The Bush administration has made a point of condemning countries like North Korea and Iran for their nuclear weapons (or alleged nuclear weapons) programs. As recently as last Tuesday, Vice President Dick Cheney charged Iran with being "heavily involved in trying to develop nuclear weapons enrichment, the enrichment of uranium to weapons-grade levels"-comments that were at odds with last fall's National Intelligence Estimate that concluded that Iran halted its nuclear weapons program in 2003.
But amid the flame throwing, the administration has also quietly tried to launch its own new nuclear weapons production system-one that has been roundly criticized by nonproliferation experts and diplomats and has been rejected by Congress.
The program in question would result in the creation of a cache of so-called Reliable Replacement Warheads-newer, safer, and more transportable than existing ones-which would replace the country's current stockpile as those warheads are phased out.
Supporters of the RRW program don't mince words about it, hinting at, or directly threatening, that without it the United States might have to resume nuclear testing, breaking a self-imposed 1992 moratorium on the practice imposed by George H.W. Bush. (The United States is also signatory to the Comprehensive Test Ban Treaty, but has never ratified it.) In April of last year, Senator Pete Domenici (R-N.M.), ranking member of the Energy and Natural Resources committee, and one of the RRW's early advocates, sent letters to the secretaries of state and defense, and to National Security Adviser Stephen Hadley, asserting his "confidence [in our ability] to design and manufacture RRW weapons that will be deployed without underground testing."
His audience was largely receptive and less coy about the consequences of not moving forward.

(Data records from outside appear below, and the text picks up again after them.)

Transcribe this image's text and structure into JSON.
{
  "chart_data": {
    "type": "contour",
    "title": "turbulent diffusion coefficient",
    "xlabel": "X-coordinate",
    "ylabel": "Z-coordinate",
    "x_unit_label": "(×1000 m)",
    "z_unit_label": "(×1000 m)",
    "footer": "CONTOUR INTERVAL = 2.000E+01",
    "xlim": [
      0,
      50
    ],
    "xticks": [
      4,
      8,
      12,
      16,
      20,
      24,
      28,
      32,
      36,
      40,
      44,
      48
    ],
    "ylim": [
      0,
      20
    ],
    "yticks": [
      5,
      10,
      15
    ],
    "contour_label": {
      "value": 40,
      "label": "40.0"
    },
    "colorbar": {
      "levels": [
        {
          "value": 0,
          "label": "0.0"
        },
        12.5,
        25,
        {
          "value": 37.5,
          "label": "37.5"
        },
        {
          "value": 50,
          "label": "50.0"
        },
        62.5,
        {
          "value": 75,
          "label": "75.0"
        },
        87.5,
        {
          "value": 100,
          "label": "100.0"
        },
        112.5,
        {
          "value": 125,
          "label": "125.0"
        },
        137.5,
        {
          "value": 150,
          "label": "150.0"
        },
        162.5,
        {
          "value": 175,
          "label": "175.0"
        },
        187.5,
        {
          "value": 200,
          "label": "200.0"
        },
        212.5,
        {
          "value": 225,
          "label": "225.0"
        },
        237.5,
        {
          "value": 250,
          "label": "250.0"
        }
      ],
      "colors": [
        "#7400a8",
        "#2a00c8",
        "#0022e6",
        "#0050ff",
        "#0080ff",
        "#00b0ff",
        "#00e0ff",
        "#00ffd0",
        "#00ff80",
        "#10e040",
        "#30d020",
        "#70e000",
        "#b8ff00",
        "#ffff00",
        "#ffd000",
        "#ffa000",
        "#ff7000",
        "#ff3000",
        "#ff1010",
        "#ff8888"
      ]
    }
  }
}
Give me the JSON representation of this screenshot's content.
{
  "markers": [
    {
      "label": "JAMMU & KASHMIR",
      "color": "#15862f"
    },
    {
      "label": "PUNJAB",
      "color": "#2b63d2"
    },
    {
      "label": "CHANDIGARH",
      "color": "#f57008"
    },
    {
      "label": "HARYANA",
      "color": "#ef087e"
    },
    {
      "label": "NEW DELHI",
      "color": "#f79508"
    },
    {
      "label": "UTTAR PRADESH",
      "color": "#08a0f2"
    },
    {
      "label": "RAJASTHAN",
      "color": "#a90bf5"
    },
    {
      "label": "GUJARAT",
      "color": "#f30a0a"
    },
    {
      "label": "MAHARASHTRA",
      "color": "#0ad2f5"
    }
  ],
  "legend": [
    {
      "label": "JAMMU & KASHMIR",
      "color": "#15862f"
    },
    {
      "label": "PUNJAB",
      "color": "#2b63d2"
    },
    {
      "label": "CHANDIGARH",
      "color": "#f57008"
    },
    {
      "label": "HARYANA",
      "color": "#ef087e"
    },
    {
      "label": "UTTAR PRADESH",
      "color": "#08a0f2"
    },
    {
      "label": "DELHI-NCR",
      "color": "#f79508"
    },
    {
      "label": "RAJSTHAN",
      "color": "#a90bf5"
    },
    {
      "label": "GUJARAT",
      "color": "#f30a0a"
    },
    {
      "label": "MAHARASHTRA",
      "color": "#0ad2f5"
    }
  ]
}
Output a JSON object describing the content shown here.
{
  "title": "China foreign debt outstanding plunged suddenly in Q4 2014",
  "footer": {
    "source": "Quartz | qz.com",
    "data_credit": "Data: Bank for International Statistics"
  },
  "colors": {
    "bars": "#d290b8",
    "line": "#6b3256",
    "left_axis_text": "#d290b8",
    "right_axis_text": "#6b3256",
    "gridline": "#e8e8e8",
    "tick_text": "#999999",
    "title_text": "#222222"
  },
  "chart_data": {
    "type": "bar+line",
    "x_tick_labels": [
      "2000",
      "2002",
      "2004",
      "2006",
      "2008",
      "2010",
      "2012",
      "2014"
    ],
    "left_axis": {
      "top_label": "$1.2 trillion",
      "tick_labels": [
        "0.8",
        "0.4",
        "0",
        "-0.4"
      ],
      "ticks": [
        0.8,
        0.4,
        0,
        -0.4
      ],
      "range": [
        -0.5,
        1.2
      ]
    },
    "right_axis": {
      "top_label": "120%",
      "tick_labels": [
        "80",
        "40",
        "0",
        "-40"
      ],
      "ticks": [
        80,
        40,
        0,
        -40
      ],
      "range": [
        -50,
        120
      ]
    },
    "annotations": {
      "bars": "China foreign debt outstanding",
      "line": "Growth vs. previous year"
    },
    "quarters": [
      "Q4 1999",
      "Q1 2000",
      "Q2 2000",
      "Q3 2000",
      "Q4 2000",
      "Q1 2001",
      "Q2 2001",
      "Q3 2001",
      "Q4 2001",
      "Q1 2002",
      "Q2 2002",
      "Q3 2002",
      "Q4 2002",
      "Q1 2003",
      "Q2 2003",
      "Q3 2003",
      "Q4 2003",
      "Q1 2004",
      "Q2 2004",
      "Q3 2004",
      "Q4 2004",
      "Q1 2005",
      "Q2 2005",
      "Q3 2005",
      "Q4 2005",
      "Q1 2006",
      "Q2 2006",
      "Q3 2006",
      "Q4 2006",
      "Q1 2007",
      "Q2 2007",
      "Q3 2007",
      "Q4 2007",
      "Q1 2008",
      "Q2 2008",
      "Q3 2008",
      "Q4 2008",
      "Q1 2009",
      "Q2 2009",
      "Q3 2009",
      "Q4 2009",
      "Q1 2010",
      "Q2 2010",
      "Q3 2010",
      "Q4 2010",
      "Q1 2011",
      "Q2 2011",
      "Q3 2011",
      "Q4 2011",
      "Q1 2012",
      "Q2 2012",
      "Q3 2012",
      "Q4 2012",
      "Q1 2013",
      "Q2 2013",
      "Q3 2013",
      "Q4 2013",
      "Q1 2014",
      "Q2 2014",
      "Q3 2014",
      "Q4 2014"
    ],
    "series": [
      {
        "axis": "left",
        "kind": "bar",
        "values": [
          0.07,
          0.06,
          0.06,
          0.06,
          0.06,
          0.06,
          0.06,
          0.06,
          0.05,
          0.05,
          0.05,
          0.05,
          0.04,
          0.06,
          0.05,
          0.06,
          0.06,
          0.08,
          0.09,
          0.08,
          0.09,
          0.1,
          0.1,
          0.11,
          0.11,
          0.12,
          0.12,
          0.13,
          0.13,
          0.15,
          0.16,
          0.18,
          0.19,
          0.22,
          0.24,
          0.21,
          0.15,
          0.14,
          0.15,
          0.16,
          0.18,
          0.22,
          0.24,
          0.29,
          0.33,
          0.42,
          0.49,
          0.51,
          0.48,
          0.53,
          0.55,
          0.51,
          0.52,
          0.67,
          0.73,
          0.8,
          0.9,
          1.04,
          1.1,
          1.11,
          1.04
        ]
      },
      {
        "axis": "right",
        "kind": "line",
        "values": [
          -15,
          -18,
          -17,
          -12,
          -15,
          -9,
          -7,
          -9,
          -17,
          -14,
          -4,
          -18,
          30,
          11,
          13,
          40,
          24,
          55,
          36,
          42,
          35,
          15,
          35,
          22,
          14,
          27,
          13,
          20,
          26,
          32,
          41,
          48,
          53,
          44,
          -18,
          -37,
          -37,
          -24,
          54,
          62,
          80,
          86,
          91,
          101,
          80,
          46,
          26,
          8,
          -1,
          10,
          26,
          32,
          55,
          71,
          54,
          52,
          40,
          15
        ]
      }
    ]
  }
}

In July 2007, the secretaries of state, defense, and energy released a joint statement warning that delays on RRW "raise the prospect of having to return to underground nuclear testing to certify existing weapons." This despite a 2006 Pentagon-commissioned report that found that most of the weapons in America's existing stockpile have, at a minimum, a shelf life of 100 years.
Members of Congress, however, were not convinced about the necessity of the initiative. Despite an effort by the program's sponsors to secure billions in appropriations, the final version of the omnibus spending package, which passed at the end of last year, granted no federal money to implementing the RRW program.
But even that rebuke didn't scuttle the administration's hopes for a new era of nuclear development. Buried in the administration's new budget request, unveiled in early February, the president asked Congress to allocate $10 million exclusively to begin work on RRWs.
Though it marks a significant reduction from previous hundred-million-dollar requests, its modesty is precisely what nonproliferation advocates find so alarming. They say Congress could easily overlook the request, or view its meager size as a sort of compromise and allocate the money passively. That could kick-start the program and lead to more and more funding for nuclear warheads further down the line.
The program has almost no support among nonproliferation experts, who say that America's existing stockpiles are perfectly functional, and that, considering the dangers of proliferation and the diplomatic problems a new nuclear weapons system would cause, the country's focus should remain on its commitment to reduce its existing stockpiles without building new bombs.
Joe Cirincione, a nonproliferation expert at the Carnegie Endowment for International Peace, worries that the RRW may be a bank-shot attempt on the part of the Bush administration to keep the United States from ratifying a test-ban treaty. As he noted in an October 2007 article for the Web publication Science Progress (which is affiliated with the progressive Center for American Progress), "Though based on an old design previously tested, there is no certainty that officials would not add new features [to the RRWs] that could require testing," adding that the administration "lacks both scientific and congressional support for its nuclear expansion efforts."
Nonproliferation advocates argue that building new weapons could be disastrous (politically and otherwise) and that RRWs could easily undercut our ability to squash weapons programs and testing in more volatile countries. Devin Helfrich, who works on nuclear issues for the Friends Committee on National Legislation, a Quaker-founded nonviolence lobby, says that producing any new nuclear weapons would be counterproductive: "We already have thousands of working, deployed warheads. Our focus should be on bringing that number down without stepping backward by building replacement warheads."
Backward steps can only be taken with the assent of Congress. Last year, Congress said no to a large-scale request. The next few months will tell if smaller is smarter for those in the Bush administration seeking new nukes.